Frank Malinowski, of Son of a Carpenter, explains that one of the core concepts in the construction of this van was having a wide cargo space that can hold cabinets or other work pieces. They managed to create a space that's almost 41" wide and obstruction-free!
Gettin' It Wide
To create the maximum amount of width, they started by taking detailed measurements of the van and made CAD drawings that could be exported to CNC cut the plywood.
Because the van layout was designed in CAD, the customer could see what the final product would look like and the exported drawings can be easily replicated for other upfitting projects for faster turnaround.
One of the key features in the design was taking advantage of the recessed areas (i.e. window cutouts) where items could be pushed back. In some areas this gave them an extra 3-5" of depth to work with!
Instead of using hardware pull handles on drawers, they made scalloped cutouts for fingers to grab for pulling. This easily gained them another couple of inches of width and eliminates protrusions that could catch work pieces or clothing.
There are no tools, materials, bins, handles, or boxes protruding into the cargo area. All these little things gave them a wide cargo area perfect for hauling cabinets!
While many compartments were built with certain sizes of toolboxes in mind, they were also made to be modular and configurable. All shelves have several levels of height adjustment.

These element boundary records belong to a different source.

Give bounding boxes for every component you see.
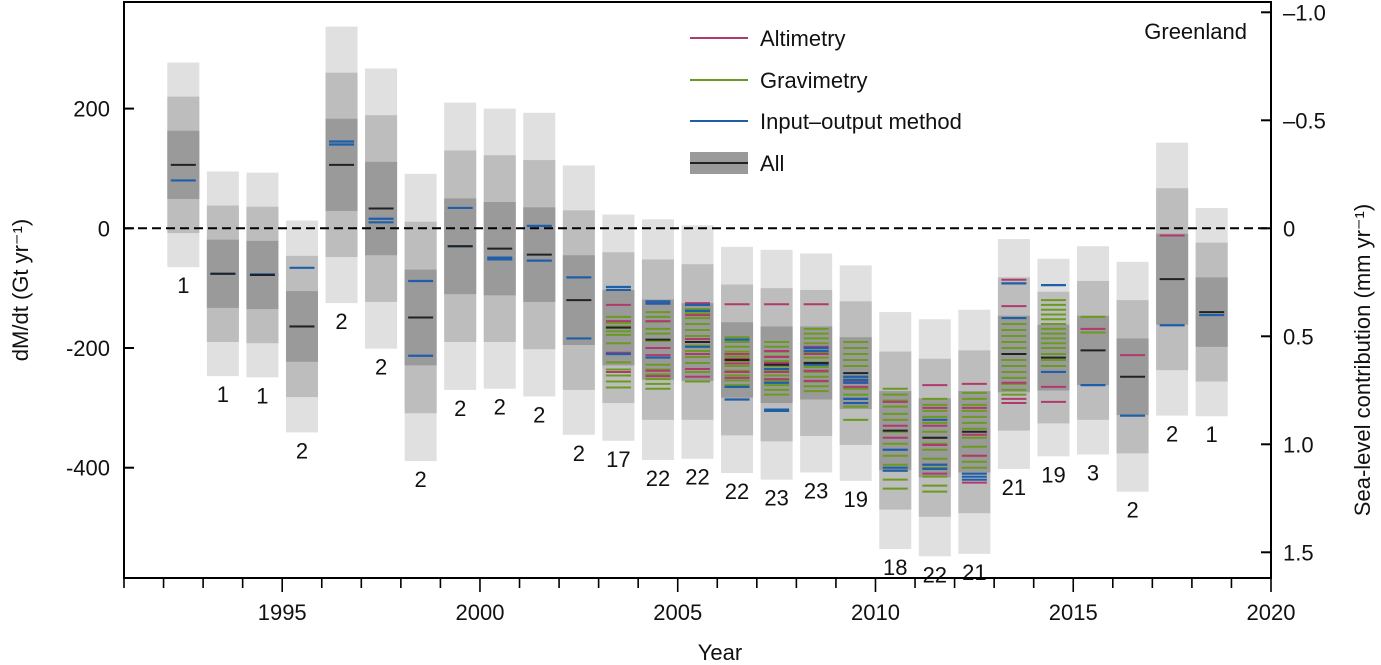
y2-tick-label: 0.5 bbox=[1283, 324, 1314, 349]
y2-tick-label: –0.5 bbox=[1283, 108, 1326, 133]
legend: Altimetry Gravimetry Input–output method Al… bbox=[690, 26, 962, 176]
count-label: 21 bbox=[962, 560, 986, 585]
legend-label: Altimetry bbox=[760, 26, 846, 51]
y-tick-label: 200 bbox=[73, 97, 110, 122]
count-label: 21 bbox=[1002, 475, 1026, 500]
y-tick-label: -400 bbox=[66, 456, 110, 481]
legend-item-gravimetry: Gravimetry bbox=[690, 68, 868, 93]
y2-tick-label: –1.0 bbox=[1283, 0, 1326, 25]
count-label: 1 bbox=[1206, 422, 1218, 447]
legend-item-input-output-method: Input–output method bbox=[690, 109, 962, 134]
y-tick-label: 0 bbox=[98, 216, 110, 241]
y2-tick-label: 1.5 bbox=[1283, 540, 1314, 565]
count-label: 3 bbox=[1087, 461, 1099, 486]
legend-item-all: All bbox=[690, 151, 784, 176]
count-label: 2 bbox=[533, 402, 545, 427]
x-axis-title: Year bbox=[698, 640, 742, 665]
measurement-marks-layer bbox=[170, 140, 1225, 493]
legend-label: All bbox=[760, 151, 784, 176]
y2-tick-label: 1.0 bbox=[1283, 432, 1314, 457]
legend-label: Gravimetry bbox=[760, 68, 868, 93]
count-label: 22 bbox=[646, 466, 670, 491]
count-label: 17 bbox=[606, 447, 630, 472]
y-axis-title: dM/dt (Gt yr⁻¹) bbox=[8, 219, 33, 361]
count-label: 2 bbox=[1166, 422, 1178, 447]
count-label: 22 bbox=[685, 465, 709, 490]
y-tick-label: -200 bbox=[66, 336, 110, 361]
count-label: 2 bbox=[494, 395, 506, 420]
count-label: 2 bbox=[1126, 498, 1138, 523]
count-label: 2 bbox=[454, 396, 466, 421]
count-label: 23 bbox=[804, 478, 828, 503]
x-tick-label: 2010 bbox=[851, 600, 900, 625]
count-label: 2 bbox=[296, 438, 308, 463]
count-label: 18 bbox=[883, 555, 907, 580]
x-tick-label: 2000 bbox=[455, 600, 504, 625]
count-label: 2 bbox=[375, 355, 387, 380]
count-label: 1 bbox=[177, 273, 189, 298]
x-tick-label: 1995 bbox=[258, 600, 307, 625]
plot-frame bbox=[123, 1, 1272, 579]
count-label: 22 bbox=[725, 479, 749, 504]
legend-label: Input–output method bbox=[760, 109, 962, 134]
count-label: 1 bbox=[217, 382, 229, 407]
count-label: 2 bbox=[415, 467, 427, 492]
x-tick-label: 2005 bbox=[653, 600, 702, 625]
count-label: 22 bbox=[923, 562, 947, 587]
x-tick-label: 2020 bbox=[1247, 600, 1296, 625]
count-label: 1 bbox=[256, 383, 268, 408]
x-tick-label: 2015 bbox=[1049, 600, 1098, 625]
count-label: 2 bbox=[335, 309, 347, 334]
legend-item-altimetry: Altimetry bbox=[690, 26, 846, 51]
region-label: Greenland bbox=[1144, 19, 1247, 44]
count-label: 2 bbox=[573, 441, 585, 466]
count-label: 19 bbox=[1041, 462, 1065, 487]
count-label: 23 bbox=[764, 486, 788, 511]
count-label: 19 bbox=[843, 487, 867, 512]
y2-tick-label: 0 bbox=[1283, 216, 1295, 241]
y2-axis-title: Sea-level contribution (mm yr⁻¹) bbox=[1350, 204, 1375, 516]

A Unique Floor Storage System
The unique floor storage system has drawers and cubbies that can be accessed from the rear and the side cargo doors of the van. There's 100" of storage length accessible from the back , and 69" accessible from the side.
A pretty clever trick are the ultra-thin sliding floors that keep short tools from getting permanently lost in the cubbies.
The false floor means that a typical person can't fully stand in the van, but the most commonly used tools, cords, and a compressor are positioned at back of the cargo area so they can be accessed without getting into the truck.
About That Bulkhead
The plywood bulkhead is sealed and insulated for a couple of reasons.
First, Frank points out that these vans are not well insulated for road noise, so they essentially made an insulated cockpit for the driver and a passenger.
Second, with the cargo area closed off, the front cabin can be heated or cooled much more quickly.
When longer materials need to be transported, a pass-through panel can be removed to let it pop through from the cargo area to the cabin.
Frank notes a couple things about the build:
Adding the wood frame to the truck really stiffened it up. Also, they like using wood in the build rather than metal. Wood is easy to modify and it's easy to add hooks, D-rings, and grab handles wherever you want.